REPUBLIKA.CO.ID, JAKARTA -- Pemerasan yang diduga dilakukan oleh Menteri Energi dan Sumber Daya Manusia Jero Wacik digunakan untuk pencitraan.
"Dana itu diduga digunakan untuk kepentingan pribadi, pihak ketiga dan pencitraan JW (Jero Wacik)," kata Wakil Ketua KPK Bambang Widjojanto melalui pesan singkat yang diterima di Jakarta, Kamis.
KPK pada Rabu (3/9) mengumumkan penetapan Jero Wacik sebagai tersangka dugaan tindak pidana korupsi dalam bentuk pemerasan terkait sejumlah kegiatan di Kementerian ESDM pada jabatannya sebagai menteri Energi dan Sumber Daya Mineral 2011-2013.
KPK menduga Jero Wacik melakukan pemerasan untuk memperbesar dana operasional menteri (DOM) dalam tiga modus yaitu menghimpun pendapatan dari biaya pengadaan yang dianggarkan Kementerian ESDM, meminta pengumpulan dana dari rekanan untuk program-program tertentu, menganggarkan kegiatan rapat rutin tapi rapat itu ternyata fiktif.
Total dana yang diduga diterima oleh Sekretaris Majelis Tinggi Partai Demokrat itu adalah Rp9,9 miliar.
"Dana itu diduga berasal dari 'kick back' rekanan di suatu kegiatan tertentu dan juga kegiatan lainnya, tapi maaf tidak bisa dirinci lebih jauh," ungkap Bambang.
Namun Bambang menegaskan bahwa pasca dilantik sebagai menteri ESDM, Jero Wacik meminta tambahan Dana Operasional Menteri (DOM) karena plafon yang diterimanya tidak mencukupi.
Juru Bicara KPK Johan Budi saat ditemui juga menolak untuk menjelaskan mengenai pihak yang diduga diperas.
"Saya kira titik terang itu ada, tapi di penyidik pasti tahu karena begitu menetapkan dugaan pemerasan berarti penyidik punya data maupun keterangan pihak yang diduga dipaksa atau diperas JW," kata Johan.
Johan pun menjelaskan bahwa pemeriksaan terhadap Jero akan dilakukan setelah pemeriksaan saksi.
"Belum ada, biasanya yang diperiksa duluan adalah saksi-saksi. Mungkin tidak terlalu lama," tambah Johan.
KPK menyangkakan Jero Wacik dengan pasal 12 huruf e atau pasal 23 Undang-undang No 31 tahun 1999 jo UU No 20 tahun 2001 jo pasal 421 KUHP.

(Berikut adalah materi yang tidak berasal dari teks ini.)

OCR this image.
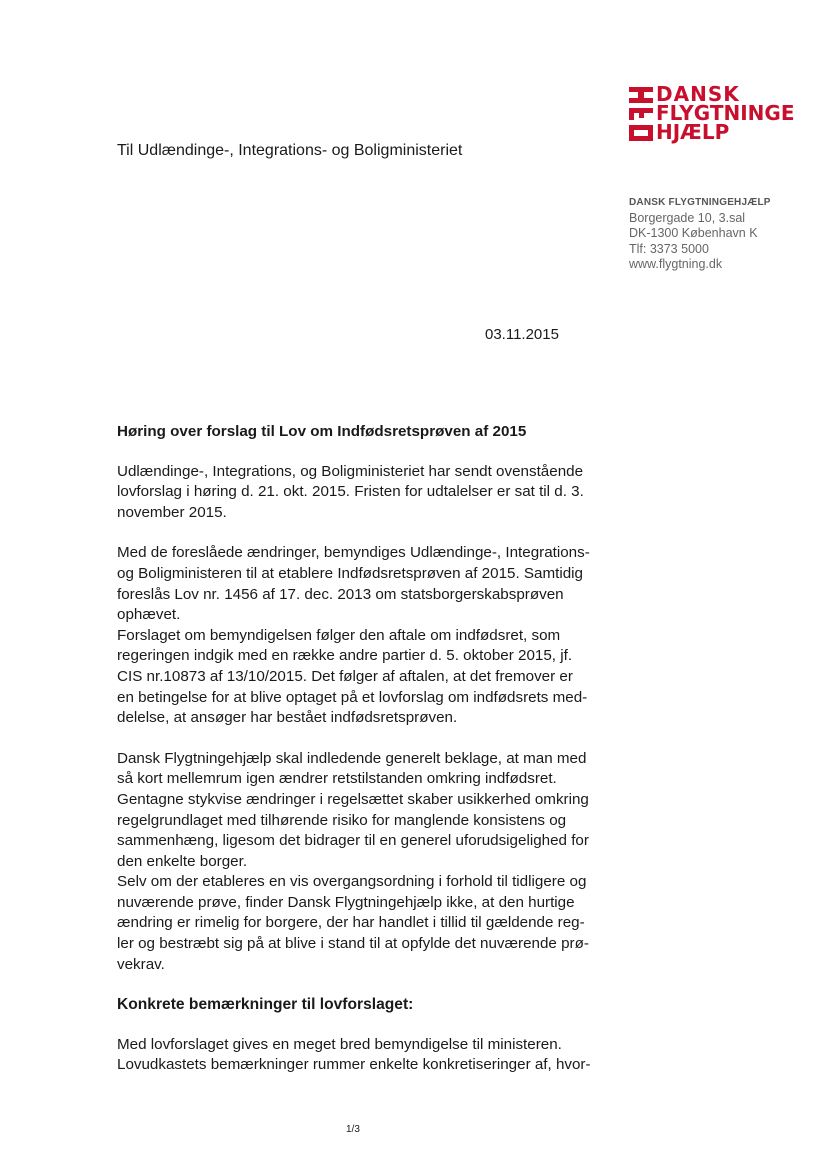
DANSK
FLYGTNINGE
HJÆLP
Til Udlændinge-, Integrations- og Boligministeriet
DANSK FLYGTNINGEHJÆLP
Borgergade 10, 3.sal
DK-1300 København K
Tlf: 3373 5000
www.flygtning.dk
03.11.2015
Høring over forslag til Lov om Indfødsretsprøven af 2015

Udlændinge-, Integrations, og Boligministeriet har sendt ovenstående
lovforslag i høring d. 21. okt. 2015. Fristen for udtalelser er sat til d. 3.
november 2015.

Med de foreslåede ændringer, bemyndiges Udlændinge-, Integrations-
og Boligministeren til at etablere Indfødsretsprøven af 2015. Samtidig
foreslås Lov nr. 1456 af 17. dec. 2013 om statsborgerskabsprøven
ophævet.
Forslaget om bemyndigelsen følger den aftale om indfødsret, som
regeringen indgik med en række andre partier d. 5. oktober 2015, jf.
CIS nr.10873 af 13/10/2015. Det følger af aftalen, at det fremover er
en betingelse for at blive optaget på et lovforslag om indfødsrets med-
delelse, at ansøger har bestået indfødsretsprøven.

Dansk Flygtningehjælp skal indledende generelt beklage, at man med
så kort mellemrum igen ændrer retstilstanden omkring indfødsret.
Gentagne stykvise ændringer i regelsættet skaber usikkerhed omkring
regelgrundlaget med tilhørende risiko for manglende konsistens og
sammenhæng, ligesom det bidrager til en generel uforudsigelighed for
den enkelte borger.
Selv om der etableres en vis overgangsordning i forhold til tidligere og
nuværende prøve, finder Dansk Flygtningehjælp ikke, at den hurtige
ændring er rimelig for borgere, der har handlet i tillid til gældende reg-
ler og bestræbt sig på at blive i stand til at opfylde det nuværende prø-
vekrav.

Konkrete bemærkninger til lovforslaget:

Med lovforslaget gives en meget bred bemyndigelse til ministeren.
Lovudkastets bemærkninger rummer enkelte konkretiseringer af, hvor-

1/3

Pasal 12 huruf e mengatur mengenai penyelenggara negara yang dengan maksud menguntungkan diri sendiri atau orang lain secara melawan hukum, atau dengan menyalahgunakan kekuasaannya memaksa seseorang memberikan sesuatu, membayar untuk mengerjakan sesuatu bagi dirinya sendiri yaitu pasal mengenai pemerasan dengan ancaman pidana maksimal 20 tahun dan denda paling banyak Rp1 miliar.